Вопрос следователя: «Таким образом, вы признаете себя виновным в предумышленном убийстве Мещерского?» — «Признаю», — «Вы пошли на это из-за вероятного публичного обвинения в плагиате?» — «Да». — «Это единственный мотив преступления?» — «Единственный». — «В архиве Верховного Суда СССР я ознакомился с материалами по «делу» отца покойного, профессора и доктора филологических наук Максима Максимовича Мещерского, начатого в марте и законченного в августе 1952 года. Там я нашел один любопытный документ: письмо, направленное в прокуратуру учеником обвиняемого Львом Волковым. Вы помните это письмо?» — «Тогда все писали. Такое было время». — «Время никого не оправдывает. Именно по этому доносу и было начато «дело» против вашего учителя, а также против ряда его коллег и студентов. Что вы на это скажете?» — «Я только защищался. Ходили упорные слухи, что Мещерского вот-вот посадят за Александра Сергеевича Пушкина и мы загремим как соучастники. Я всего лишь опередил события». — «Какие же мотивы двигали вами?» — «Страх».
17
— Алексей Романович, значит, вы разговаривали с моим мужем летом в прошлом году?
— Мне позвонил какой-то человек и представился как сын Максима. Второе явление из прошлого. Первое — в 57-м, когда я отказался встретиться с Ольгой Николаевной… Я только что вернулся из лагеря. Но меня ничто не оправдывает. Мы тогда, в пятидесятые, не довели дело до конца, не освободились духовно — и расплачиваемся сейчас. Если б я поспешил навстречу вашему мужу, убийства не было бы. Вот она, невыносимая истина!

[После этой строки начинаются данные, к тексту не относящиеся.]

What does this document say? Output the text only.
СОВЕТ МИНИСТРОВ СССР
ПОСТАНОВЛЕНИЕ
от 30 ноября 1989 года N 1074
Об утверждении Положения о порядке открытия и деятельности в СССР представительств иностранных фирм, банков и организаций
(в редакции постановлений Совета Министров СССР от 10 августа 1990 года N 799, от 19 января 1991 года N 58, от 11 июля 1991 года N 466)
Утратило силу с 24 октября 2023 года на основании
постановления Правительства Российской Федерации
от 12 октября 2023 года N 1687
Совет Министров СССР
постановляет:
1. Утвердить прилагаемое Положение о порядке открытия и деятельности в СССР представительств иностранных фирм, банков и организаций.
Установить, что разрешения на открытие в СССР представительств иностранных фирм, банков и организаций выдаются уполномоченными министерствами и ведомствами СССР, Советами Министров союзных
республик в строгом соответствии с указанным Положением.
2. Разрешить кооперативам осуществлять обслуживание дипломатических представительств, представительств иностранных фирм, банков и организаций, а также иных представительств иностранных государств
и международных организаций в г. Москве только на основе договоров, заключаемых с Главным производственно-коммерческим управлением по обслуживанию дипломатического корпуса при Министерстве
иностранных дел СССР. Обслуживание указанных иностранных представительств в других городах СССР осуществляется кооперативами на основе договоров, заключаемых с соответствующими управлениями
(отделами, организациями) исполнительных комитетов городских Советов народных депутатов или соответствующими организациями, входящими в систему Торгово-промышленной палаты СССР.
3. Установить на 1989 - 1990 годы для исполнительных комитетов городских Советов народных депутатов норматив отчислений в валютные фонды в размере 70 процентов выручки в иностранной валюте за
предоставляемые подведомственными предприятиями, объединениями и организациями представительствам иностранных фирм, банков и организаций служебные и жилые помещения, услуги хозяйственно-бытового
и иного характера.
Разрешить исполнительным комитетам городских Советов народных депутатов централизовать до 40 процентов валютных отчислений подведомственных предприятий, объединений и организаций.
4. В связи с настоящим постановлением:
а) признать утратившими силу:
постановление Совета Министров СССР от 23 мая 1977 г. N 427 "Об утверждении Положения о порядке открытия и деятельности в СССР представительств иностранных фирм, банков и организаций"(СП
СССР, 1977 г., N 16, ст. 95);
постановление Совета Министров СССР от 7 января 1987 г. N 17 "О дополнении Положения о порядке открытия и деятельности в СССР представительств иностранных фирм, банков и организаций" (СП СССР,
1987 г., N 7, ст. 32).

— Но как же вы могли поверить, что ваш друг — предатель?
— Мне об этом говорил следователь, называл фамилии арестованных ребятишек с семинара Максима… Но дело не в этом! Я был готов поверить во что угодно: мы жили в искаженном мире, когда вековые законы и заповеди изгонялись и вытаптывались. Друг поверил в предательство друга, ученик предал своего учителя. К счастью, Дарья Федоровна, вам этого уже не понять.
— К счастью? Благодаря вам всем, вместе взятым, погиб мой муж. Здесь его письмо к вам.
Она протянула зеленую папку в голубых накрапах старику — глубокому старцу, высокому, изможденному, — в чем только держится его душа?
— Простите меня, — сказала она тихо.
Он прочитал медленно, шевеля губами, повторив концовку вслух:
— «Я — сын предателя — прошу последнего права: ответить за моего отца». И ведь он ответил.